Structural Optimization of Sandwich Container Shelter Panels in harsh Nordic environments

Abstract

This thesis focuses on the structural optimization of sandwich panels used in mobile container shelters, particularly the one that TAM AS produces, which is the TAM Brakka mini-3.5m. The main goal is to optimize the shelter’s structural design to achieve the best possible strength-to-weight ratio, which means to reduce weight and improve the stiffness of the floor, roof, and wall panels without reducing its strength and performance.

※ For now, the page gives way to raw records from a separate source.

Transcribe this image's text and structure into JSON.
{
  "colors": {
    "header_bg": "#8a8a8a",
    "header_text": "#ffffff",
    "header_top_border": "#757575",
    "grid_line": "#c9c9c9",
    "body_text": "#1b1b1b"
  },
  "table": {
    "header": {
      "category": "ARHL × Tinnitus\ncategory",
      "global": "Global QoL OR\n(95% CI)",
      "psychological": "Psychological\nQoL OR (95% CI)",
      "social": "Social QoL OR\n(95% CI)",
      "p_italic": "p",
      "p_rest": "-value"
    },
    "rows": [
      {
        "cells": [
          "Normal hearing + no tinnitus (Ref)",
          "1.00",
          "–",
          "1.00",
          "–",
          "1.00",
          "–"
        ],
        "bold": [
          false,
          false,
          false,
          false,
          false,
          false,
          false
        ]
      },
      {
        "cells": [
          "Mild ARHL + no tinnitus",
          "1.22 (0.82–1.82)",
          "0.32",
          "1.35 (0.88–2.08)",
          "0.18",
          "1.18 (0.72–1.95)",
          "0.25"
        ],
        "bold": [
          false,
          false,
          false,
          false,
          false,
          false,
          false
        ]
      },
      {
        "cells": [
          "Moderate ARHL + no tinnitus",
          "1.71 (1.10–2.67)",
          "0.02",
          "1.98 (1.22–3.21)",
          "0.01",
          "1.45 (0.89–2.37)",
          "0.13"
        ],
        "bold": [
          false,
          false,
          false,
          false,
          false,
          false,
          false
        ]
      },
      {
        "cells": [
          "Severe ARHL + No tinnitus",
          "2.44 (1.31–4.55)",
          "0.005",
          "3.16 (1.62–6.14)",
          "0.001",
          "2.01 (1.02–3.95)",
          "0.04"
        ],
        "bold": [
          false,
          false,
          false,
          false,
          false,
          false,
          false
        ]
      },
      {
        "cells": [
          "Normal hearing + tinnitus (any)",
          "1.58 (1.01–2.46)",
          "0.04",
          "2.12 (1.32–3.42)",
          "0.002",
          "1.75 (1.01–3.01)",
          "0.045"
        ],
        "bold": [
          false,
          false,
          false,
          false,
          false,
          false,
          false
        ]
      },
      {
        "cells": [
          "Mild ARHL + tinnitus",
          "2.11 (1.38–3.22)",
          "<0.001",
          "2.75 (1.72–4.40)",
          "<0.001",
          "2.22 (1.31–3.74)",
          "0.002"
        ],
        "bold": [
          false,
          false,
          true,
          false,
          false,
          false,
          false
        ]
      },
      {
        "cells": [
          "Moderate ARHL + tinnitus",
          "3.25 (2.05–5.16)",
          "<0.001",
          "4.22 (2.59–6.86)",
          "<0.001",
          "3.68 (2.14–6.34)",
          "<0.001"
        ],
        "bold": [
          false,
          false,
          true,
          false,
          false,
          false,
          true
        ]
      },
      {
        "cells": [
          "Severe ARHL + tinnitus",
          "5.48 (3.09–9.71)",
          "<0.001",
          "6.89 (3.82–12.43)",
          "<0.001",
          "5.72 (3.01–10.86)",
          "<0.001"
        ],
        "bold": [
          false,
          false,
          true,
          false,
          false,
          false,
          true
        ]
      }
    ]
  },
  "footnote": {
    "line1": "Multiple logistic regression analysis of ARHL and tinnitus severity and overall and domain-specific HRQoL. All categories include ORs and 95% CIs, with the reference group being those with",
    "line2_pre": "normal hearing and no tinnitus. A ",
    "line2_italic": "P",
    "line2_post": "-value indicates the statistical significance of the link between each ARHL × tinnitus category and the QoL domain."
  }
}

Using the theory from “Optimal Stiffness Design of Sandwich Plates with Variable Core Densities”, by Dag Lukkassen, Annette Meidell, and Herman Myrvoll, the optimization is done by adjusting the face sheet thickness and core density and to minimize deflection under distributed loads. The best materials were selected using Granta EduPack, comparing them with the two core types from TAM AS which are the Divinycell H60 and Jackon XPS 400. While the numerical simulations are computed using ANSYS Mechanical APDL and then validated with the analytical results.

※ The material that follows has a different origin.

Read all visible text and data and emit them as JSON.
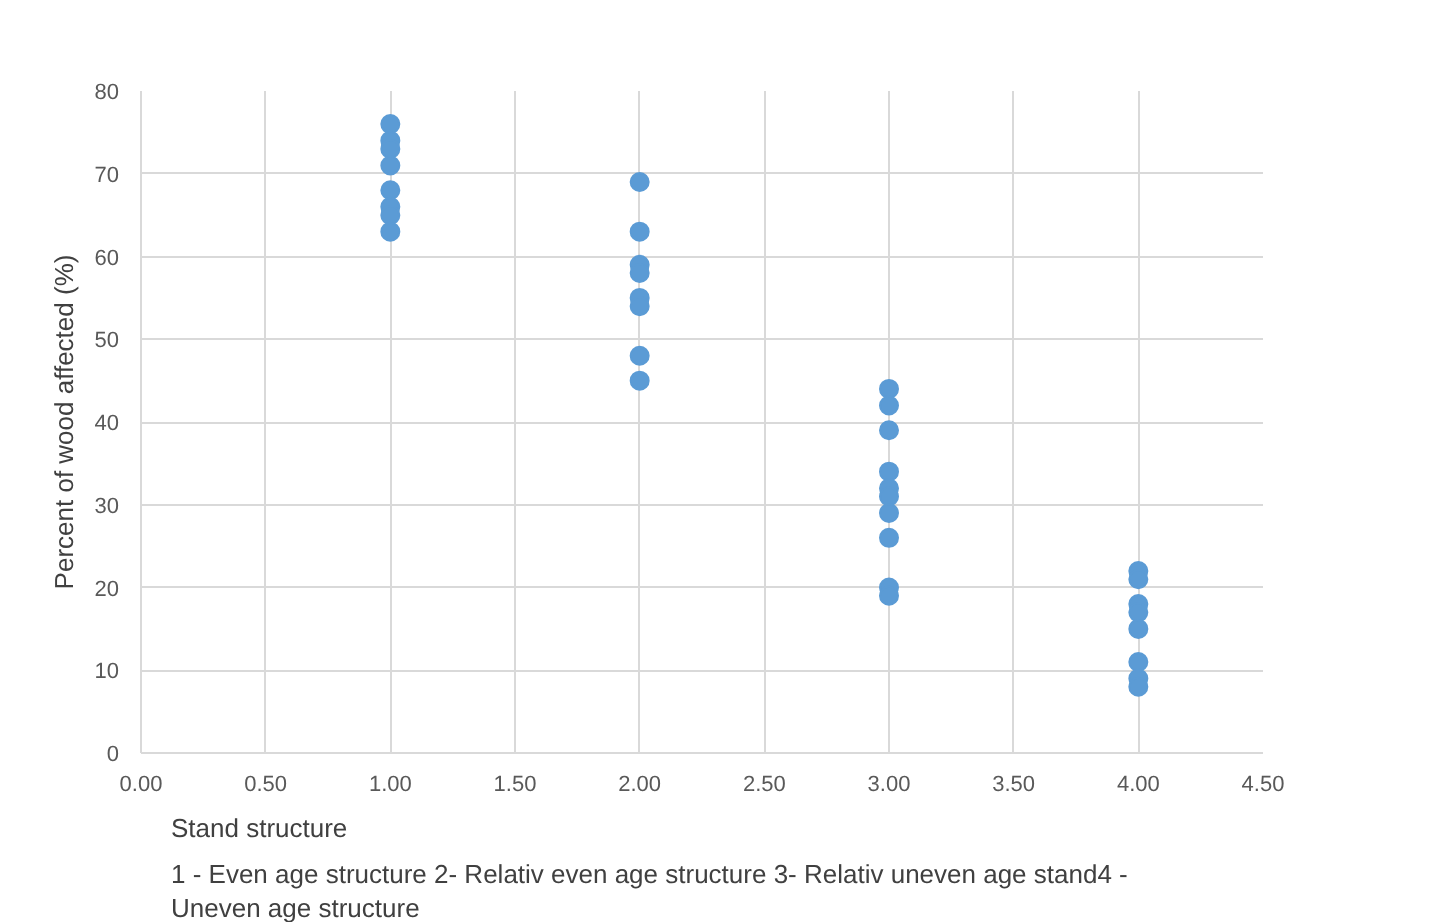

Two designs are compared: the original “existing” and the optimized “adjusted” floor, roof and wall panels. The final optimized panels design resulted in up to 22% to 23.42% reduced deflection and saved about 10.084 kilograms across all panels or 3.77% deviation from the existing design, while maintaining strength and stiffness within the allowable design limits. The ANSYS numerical simulation results closely matched the analytical computations, with differences typically under 7% to 11%, which confirms the reliability of the model. These improvements lead to container shelters that are easier to transport especially by helicopter and suitable for use in harsh Nordic climates.

The findings could benefit TAM AS and other manufacturers by helping produce lighter, more energy-efficient, and cost-effective shelters for use in construction, military, emergency response, and remote communication setups.